Polypeptide-chain elongation promoted by guanyl-5'-yl imidodiphosphate.

In a purified system from Escherichia coli containing ribosomes complexed with poly(uridylic acid) and N-acetyl-phenylalanyl-tRNA, the nonhydrolyzable analog of GTP, guanyl-5'-yl imidodiphosphate (Guo-5'-P2-NH-P), promotes polypeptide synthesis at a rate several times slower than GTP. The activity is completely dependent on elongation factors EF-T (i.e, EF-Ts + EF-Tu) and EF-G. Examination of individual steps of the elongation cycle in partial reactions shows that Guo-5'-P2-NH-P is as efficient as GTP in promoting the EF-T-dependent binding of phenylalanyl-tRNA to the ribosomal A site. In contrast, Guo-5'-P2-NH-P promotes the translocation-dependent binding of phenylalanyl-tRNA to a ribosome complexed with A-site-bound N-acetyl-phenylalanyl-tRNA much more slowly than GTP. This slow rate of binding is due to the presence of EF-G on the ribosome, and not to sluggish translocation, since (a) the rate remains slow even after translocation of N-acetylphenylalanyl-tRNA is completed, (b) it is greatly speeded up by removal of EF-G from the reaction mixture (after translocation has occurred), and (c) it is slowed down again by readdition of the factor.
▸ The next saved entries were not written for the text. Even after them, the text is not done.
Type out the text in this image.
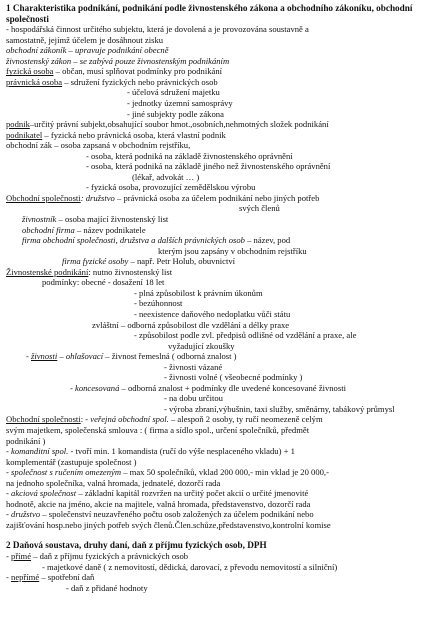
1 Charakteristika podnikání, podnikání podle živnostenského zákona a obchodního zákoníku, obchodní společnosti
- hospodářská činnost určitého subjektu, která je dovolená a je provozována soustavně a
samostatně, jejímž účelem je dosáhnout zisku
obchodní zákoník – upravuje podnikání obecně
živnostenský zákon – se zabývá pouze živnostenským podnikáním
fyzická osoba – občan, musí splňovat podmínky pro podnikání
právnická osoba – sdružení fyzických nebo právnických osob
- účelová sdružení majetku
- jednotky územní samosprávy
- jiné subjekty podle zákona
podnik–určitý právní subjekt,obsahující soubor hmot.,osobních,nehmotných složek podnikání
podnikatel – fyzická nebo právnická osoba, která vlastní podnik
obchodní zák – osoba zapsaná v obchodním rejstříku,
- osoba, která podniká na základě živnostenského oprávnění
- osoba, která podniká na základě jiného než živnostenského oprávnění
(lékař, advokát … )
- fyzická osoba, provozující zemědělskou výrobu
Obchodní společnosti: družstvo – právnická osoba za účelem podnikání nebo jiných potřeb
svých členů
živnostník – osoba mající živnostenský list
obchodní firma – název podnikatele
firma obchodní společnosti, družstva a dalších právnických osob – název, pod
kterým jsou zapsány v obchodním rejstříku
firma fyzické osoby – např. Petr Holub, obuvnictví
Živnostenské podnikání: nutno živnostenský list
podmínky: obecné - dosažení 18 let
- plná způsobilost k právním úkonům
- bezúhonnost
- neexistence daňového nedoplatku vůči státu
zvláštní – odborná způsobilost dle vzdělání a délky praxe
- způsobilost podle zvl. předpisů odlišné od vzdělání a praxe, ale
vyžadující zkoušky
- živnosti – ohlašovací – živnost řemeslná ( odborná znalost )
- živnosti vázané
- živnosti volné ( všeobecné podmínky )
- koncesovaná – odborná znalost + podmínky dle uvedené koncesované živnosti
- na dobu určitou
- výroba zbraní,výbušnin, taxi služby, směnárny, tabákový průmysl
Obchodní společnosti: - veřejná obchodní spol. – alespoň 2 osoby, ty ručí neomezeně celým
svým majetkem, společenská smlouva : ( firma a sídlo spol., určení společníků, předmět
podnikání )
- komanditní spol. - tvoří min. 1 komandista (ručí do výše nesplaceného vkladu) + 1
komplementář (zastupuje společnost )
- společnost s ručením omezeným – max 50 společníků, vklad 200 000,- min vklad je 20 000,-
na jednoho společníka, valná hromada, jednatelé, dozorčí rada
- akciová společnost – základní kapitál rozvržen na určitý počet akcií o určité jmenovité
hodnotě, akcie na jméno, akcie na majitele, valná hromada, představenstvo, dozorčí rada
- družstvo – společenství neuzavřeného počtu osob založených za účelem podnikání nebo
zajišťování hosp.nebo jiných potřeb svých členů.Člen.schůze,představenstvo,kontrolní komise
2 Daňová soustava, druhy daní, daň z příjmu fyzických osob, DPH
- přímé – daň z příjmu fyzických a právnických osob
- majetkové daně ( z nemovitostí, dědická, darovací, z převodu nemovitostí a silniční)
- nepřímé – spotřební daň
- daň z přidané hodnoty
Moreover, with post-translocated ribosomes and in the absence of EF-G, formation of dipeptide subsequent to the EF-T-dependent binding of phenylalanyl-tRNA is much slower when binding of this substrate has been promoted by Guo-5'-P2-NH-P than it is when promoted by GTP. The results suggest that, during polymerization with Guo-5'-P2-NH-P, EF-G and EF-Tu are slowly released from the ribosome and, consequently, the steps of the elongation cycle subsequent to translocation and aminoacyl-tRNA binding (aminoacyl-tRNA binding and peptide bond formation, respectively) are delayed. Thus, durong elongation cycle, GTP hydrolysis is probably essential for fast release of the factors from the ribosome.